In the heart of Jewish Memphis, Plough Towers is home to many Ukrainian immigrants, Jewish evacuees from the Former Soviet Union during the resettlement period in the 1970s and 80s through what is now known as the Wendy & Avron B. Fogelman Jewish Family Service. Executive Director Leigh Hendy reports that she’s seen a change in the demeanor of this tight-knit group of residents since the invasion began, and has been touched by conversations she’s had with them and their adult children, most Ukrainian-born.
“One resident’s daughter has been devastated through this, because she still has especially close friends there. She could barely talk without crying when she told me about talking to her friend who was sheltering in her apartment,” said Leigh. “This woman can’t go down to the building’s basement where she would be safer because of her asthma, and while the two were talking (the Memphis woman) could hear sirens going off warning of an imminent attack or explosion. It was so personal to her, which made it feel personal to me. I know that our Ukrainian families really feel this war, the sadness and fear of it.”
As of this writing, Russian forces have penetrated into the city of Kharkiv, through so far making little progress as they face stronger than expected resistance from Ukrainian armed forces and citizen volunteers. Before the Holocaust, Kharkiv’s Jewish population constituted an estimated 20% of the city but was devastated by the Nazis and subsequent Soviet rule. However, since the collapse of Communism, the city has experienced a remarkable resurgence of Jewish life. For the last several years, Memphis Jewish Federation has made an annual grant of $15,000 to support the Jewish community there, particularly in the form of food, medicine, heat, and homecare for some 6,500 Jewish poor and elderly in the region.
“Memphis has always stepped up to meet the needs of Jewish communities a mile away or even 5600 miles away in Ukraine.

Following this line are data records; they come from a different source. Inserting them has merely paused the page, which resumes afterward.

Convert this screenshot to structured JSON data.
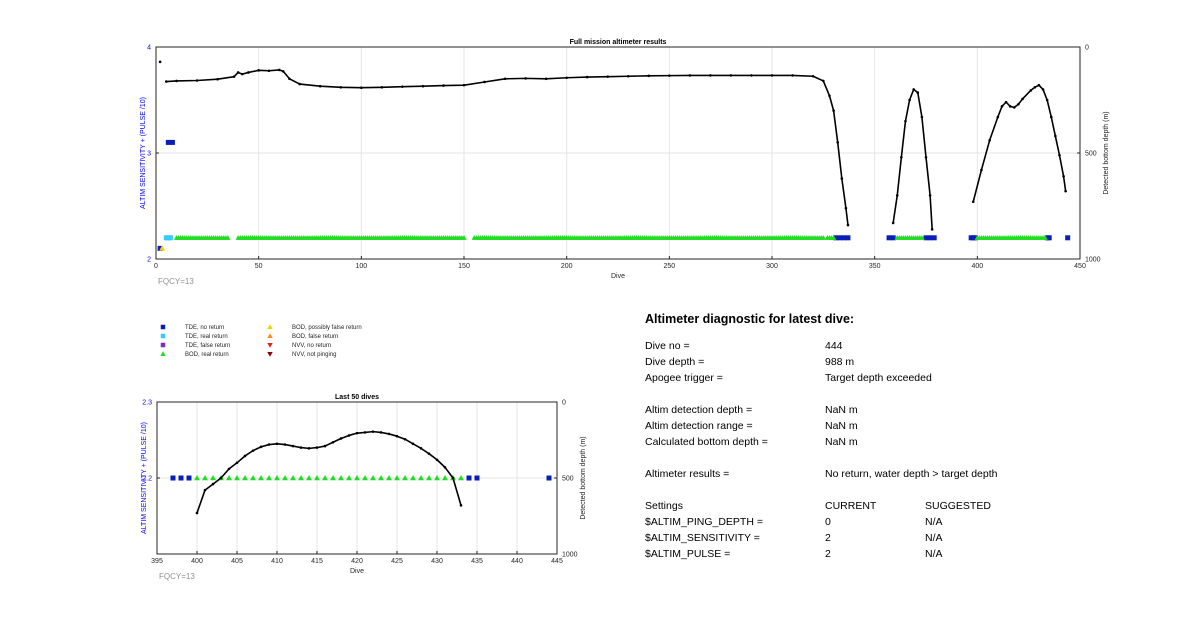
{
  "chart_data": [
    {
      "type": "line",
      "title": "Full mission altimeter results",
      "xlabel": "Dive",
      "ylabel_left": "ALTIM SENSITIVITY + (PULSE /10)",
      "ylabel_right": "Detected bottom depth (m)",
      "xlim": [
        0,
        450
      ],
      "xticks": [
        0,
        50,
        100,
        150,
        200,
        250,
        300,
        350,
        400,
        450
      ],
      "ylim_left": [
        2,
        4
      ],
      "yticks_left": [
        2,
        3,
        4
      ],
      "ylim_right": [
        0,
        1000
      ],
      "yticks_right": [
        0,
        500,
        1000
      ],
      "right_axis_reversed": true,
      "grid": true,
      "footnote": "FQCY=13",
      "series": [
        {
          "name": "Detected bottom depth",
          "axis": "right",
          "color": "#000000",
          "segments": [
            [
              [
                2,
                70
              ]
            ],
            [
              [
                5,
                163
              ],
              [
                10,
                160
              ],
              [
                20,
                158
              ],
              [
                30,
                152
              ],
              [
                38,
                140
              ],
              [
                40,
                120
              ],
              [
                42,
                128
              ],
              [
                45,
                120
              ],
              [
                50,
                110
              ],
              [
                55,
                112
              ],
              [
                60,
                108
              ],
              [
                62,
                115
              ],
              [
                65,
                150
              ],
              [
                70,
                175
              ],
              [
                80,
                185
              ],
              [
                90,
                190
              ],
              [
                100,
                192
              ],
              [
                110,
                190
              ],
              [
                120,
                187
              ],
              [
                130,
                185
              ],
              [
                140,
                182
              ],
              [
                150,
                180
              ],
              [
                160,
                165
              ],
              [
                170,
                150
              ],
              [
                180,
                148
              ],
              [
                190,
                150
              ],
              [
                200,
                145
              ],
              [
                210,
                142
              ],
              [
                220,
                140
              ],
              [
                230,
                138
              ],
              [
                240,
                136
              ],
              [
                250,
                135
              ],
              [
                260,
                134
              ],
              [
                270,
                134
              ],
              [
                280,
                134
              ],
              [
                290,
                134
              ],
              [
                300,
                134
              ],
              [
                310,
                134
              ],
              [
                320,
                138
              ],
              [
                325,
                160
              ],
              [
                328,
                230
              ],
              [
                330,
                300
              ],
              [
                332,
                450
              ],
              [
                334,
                620
              ],
              [
                336,
                760
              ],
              [
                337,
                840
              ]
            ],
            [
              [
                359,
                830
              ],
              [
                361,
                700
              ],
              [
                363,
                520
              ],
              [
                365,
                350
              ],
              [
                367,
                250
              ],
              [
                369,
                200
              ],
              [
                371,
                215
              ],
              [
                373,
                330
              ],
              [
                375,
                520
              ],
              [
                377,
                700
              ],
              [
                378,
                860
              ]
            ],
            [
              [
                398,
                730
              ],
              [
                402,
                580
              ],
              [
                406,
                440
              ],
              [
                410,
                330
              ],
              [
                412,
                280
              ],
              [
                414,
                260
              ],
              [
                416,
                280
              ],
              [
                418,
                285
              ],
              [
                420,
                270
              ],
              [
                422,
                245
              ],
              [
                426,
                205
              ],
              [
                428,
                190
              ],
              [
                430,
                180
              ],
              [
                432,
                200
              ],
              [
                434,
                250
              ],
              [
                436,
                330
              ],
              [
                438,
                420
              ],
              [
                440,
                510
              ],
              [
                442,
                610
              ],
              [
                443,
                680
              ]
            ]
          ]
        },
        {
          "name": "TDE, no return",
          "axis": "left",
          "color": "#0a1fb8",
          "points": [
            [
              2,
              2.1
            ],
            [
              6,
              3.1
            ],
            [
              8,
              3.1
            ],
            [
              331,
              2.2
            ],
            [
              333,
              2.2
            ],
            [
              335,
              2.2
            ],
            [
              337,
              2.2
            ],
            [
              357,
              2.2
            ],
            [
              359,
              2.2
            ],
            [
              375,
              2.2
            ],
            [
              377,
              2.2
            ],
            [
              379,
              2.2
            ],
            [
              397,
              2.2
            ],
            [
              398,
              2.2
            ],
            [
              399,
              2.2
            ],
            [
              434,
              2.2
            ],
            [
              435,
              2.2
            ],
            [
              444,
              2.2
            ]
          ]
        },
        {
          "name": "TDE, real return",
          "axis": "left",
          "color": "#33ccff",
          "points": [
            [
              5,
              2.2
            ],
            [
              6,
              2.2
            ],
            [
              7,
              2.2
            ]
          ]
        },
        {
          "name": "BOD, real return",
          "axis": "left",
          "color": "#22dd22",
          "value": 2.2,
          "ranges": [
            [
              10,
              35
            ],
            [
              40,
              150
            ],
            [
              155,
              325
            ],
            [
              327,
              330
            ],
            [
              361,
              373
            ],
            [
              400,
              433
            ]
          ]
        },
        {
          "name": "BOD, possibly false return",
          "axis": "left",
          "color": "#f2d200",
          "points": [
            [
              3,
              2.1
            ]
          ]
        }
      ]
    },
    {
      "type": "line",
      "title": "Last 50 dives",
      "xlabel": "Dive",
      "ylabel_left": "ALTIM SENSITIVITY + (PULSE /10)",
      "ylabel_right": "Detected bottom depth (m)",
      "xlim": [
        395,
        445
      ],
      "xticks": [
        395,
        400,
        405,
        410,
        415,
        420,
        425,
        430,
        435,
        440,
        445
      ],
      "ylim_left": [
        2.1,
        2.3
      ],
      "yticks_left": [
        "",
        "2.2",
        "2.3"
      ],
      "ylim_right": [
        0,
        1000
      ],
      "yticks_right": [
        0,
        500,
        1000
      ],
      "right_axis_reversed": true,
      "grid": true,
      "footnote": "FQCY=13",
      "series": [
        {
          "name": "Detected bottom depth",
          "axis": "right",
          "color": "#000000",
          "points": [
            [
              400,
              730
            ],
            [
              401,
              580
            ],
            [
              402,
              540
            ],
            [
              403,
              500
            ],
            [
              404,
              440
            ],
            [
              405,
              400
            ],
            [
              406,
              355
            ],
            [
              407,
              320
            ],
            [
              408,
              295
            ],
            [
              409,
              280
            ],
            [
              410,
              275
            ],
            [
              411,
              280
            ],
            [
              412,
              290
            ],
            [
              413,
              300
            ],
            [
              414,
              305
            ],
            [
              415,
              300
            ],
            [
              416,
              290
            ],
            [
              417,
              265
            ],
            [
              418,
              240
            ],
            [
              419,
              220
            ],
            [
              420,
              205
            ],
            [
              421,
              200
            ],
            [
              422,
              195
            ],
            [
              423,
              200
            ],
            [
              424,
              210
            ],
            [
              425,
              225
            ],
            [
              426,
              245
            ],
            [
              427,
              275
            ],
            [
              428,
              305
            ],
            [
              429,
              340
            ],
            [
              430,
              380
            ],
            [
              431,
              430
            ],
            [
              432,
              500
            ],
            [
              433,
              680
            ]
          ]
        },
        {
          "name": "TDE, no return",
          "axis": "left",
          "color": "#0a1fb8",
          "points": [
            [
              397,
              2.2
            ],
            [
              398,
              2.2
            ],
            [
              399,
              2.2
            ],
            [
              434,
              2.2
            ],
            [
              435,
              2.2
            ],
            [
              444,
              2.2
            ]
          ]
        },
        {
          "name": "BOD, real return",
          "axis": "left",
          "color": "#22dd22",
          "points": [
            [
              400,
              2.2
            ],
            [
              401,
              2.2
            ],
            [
              402,
              2.2
            ],
            [
              403,
              2.2
            ],
            [
              404,
              2.2
            ],
            [
              405,
              2.2
            ],
            [
              406,
              2.2
            ],
            [
              407,
              2.2
            ],
            [
              408,
              2.2
            ],
            [
              409,
              2.2
            ],
            [
              410,
              2.2
            ],
            [
              411,
              2.2
            ],
            [
              412,
              2.2
            ],
            [
              413,
              2.2
            ],
            [
              414,
              2.2
            ],
            [
              415,
              2.2
            ],
            [
              416,
              2.2
            ],
            [
              417,
              2.2
            ],
            [
              418,
              2.2
            ],
            [
              419,
              2.2
            ],
            [
              420,
              2.2
            ],
            [
              421,
              2.2
            ],
            [
              422,
              2.2
            ],
            [
              423,
              2.2
            ],
            [
              424,
              2.2
            ],
            [
              425,
              2.2
            ],
            [
              426,
              2.2
            ],
            [
              427,
              2.2
            ],
            [
              428,
              2.2
            ],
            [
              429,
              2.2
            ],
            [
              430,
              2.2
            ],
            [
              431,
              2.2
            ],
            [
              432,
              2.2
            ],
            [
              433,
              2.2
            ]
          ]
        }
      ]
    }
  ],
  "legend": {
    "items": [
      {
        "label": "TDE, no return",
        "marker": "square",
        "color": "#0a1fb8"
      },
      {
        "label": "TDE, real return",
        "marker": "square",
        "color": "#33ccff"
      },
      {
        "label": "TDE, false return",
        "marker": "square",
        "color": "#7b2fbf"
      },
      {
        "label": "BOD, real return",
        "marker": "triangle-up",
        "color": "#22dd22"
      },
      {
        "label": "BOD, possibly false return",
        "marker": "triangle-up",
        "color": "#f2d200"
      },
      {
        "label": "BOD, false return",
        "marker": "triangle-up",
        "color": "#ff8c1a"
      },
      {
        "label": "NVV, no return",
        "marker": "triangle-down",
        "color": "#e02020"
      },
      {
        "label": "NVV, not pinging",
        "marker": "triangle-down",
        "color": "#8b0000"
      }
    ]
  },
  "diagnostic": {
    "title": "Altimeter diagnostic for latest dive:",
    "dive_no_label": "Dive no =",
    "dive_no_value": "444",
    "dive_depth_label": "Dive depth =",
    "dive_depth_value": "988 m",
    "apogee_label": "Apogee trigger =",
    "apogee_value": "Target depth exceeded",
    "det_depth_label": "Altim detection depth =",
    "det_depth_value": "NaN m",
    "det_range_label": "Altim detection range =",
    "det_range_value": "NaN m",
    "calc_label": "Calculated bottom depth =",
    "calc_value": "NaN m",
    "results_label": "Altimeter results =",
    "results_value": "No return, water depth > target depth",
    "settings_label": "Settings",
    "current_label": "CURRENT",
    "suggested_label": "SUGGESTED",
    "ping_label": "$ALTIM_PING_DEPTH =",
    "ping_current": "0",
    "ping_suggested": "N/A",
    "sens_label": "$ALTIM_SENSITIVITY =",
    "sens_current": "2",
    "sens_suggested": "N/A",
    "pulse_label": "$ALTIM_PULSE =",
    "pulse_current": "2",
    "pulse_suggested": "N/A"
  }
}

Our community stands together with Ukraine and our fellow Jews who need to escape or survive,” said Scott Vogel, Board Chair of Jewish Community Partners, which operates Memphis Jewish Federation. “With the war, the stakes are completely different and the situation much more urgent. But because of the long relationships we’ve had with them, I know JAFI, the JDC, World ORT, and their on-the-ground partners can be trusted with this difficult job of caring for our Ukrainian brothers and sisters.”
Through JAFI, Federation gifts bring Shlichim to Ukraine, send Ukrainian youth to Israel for immersive programs, support community security, and support Ukrainian Jews interested in making aliyah. JDC uses the funding to support Hesed centers across 1,000 locations, supporting 40,000 Jews living in poverty. Through World ORT, Jewish Federations have played an important role in the renewal of Jewish life through Jewish day schools, vocational training, and more. Federation money also supports JCCs and Jewish youth programs to help younger generations reimagine Jewish life where it once was all but decimated.
“I have trouble verbalizing how important it is for us to support the Jews of Ukraine who can be completely alone, if not for the supported social service programs that Federation dollars support,” said Scott Notowich, Federation’s Chair of Israel & Overseas. “I once sat in a Holocaust survivor’s living room listening to her tell me that if the Federation-funded social worker didn’t visit regularly to make sure she was taken care of, she would be totally alone in the world. She looks at this helper buying her groceries and visiting her in her home as a daughter. Today in Ukraine, there are scores of elderly survivors who are completely unable to leave their apartments and assisted living centers, and welfare visits can’t happen because of the danger. But our partners are doing everything they can, and even working to invent new ways, to make sure these vulnerable people aren’t forgotten.”
This article contains elements previously appearing in Tennessee Lookout’s article Ukrainians in Tennessee worry for safety of family and friends, by John Partipilo and Dulce Torres Guzman.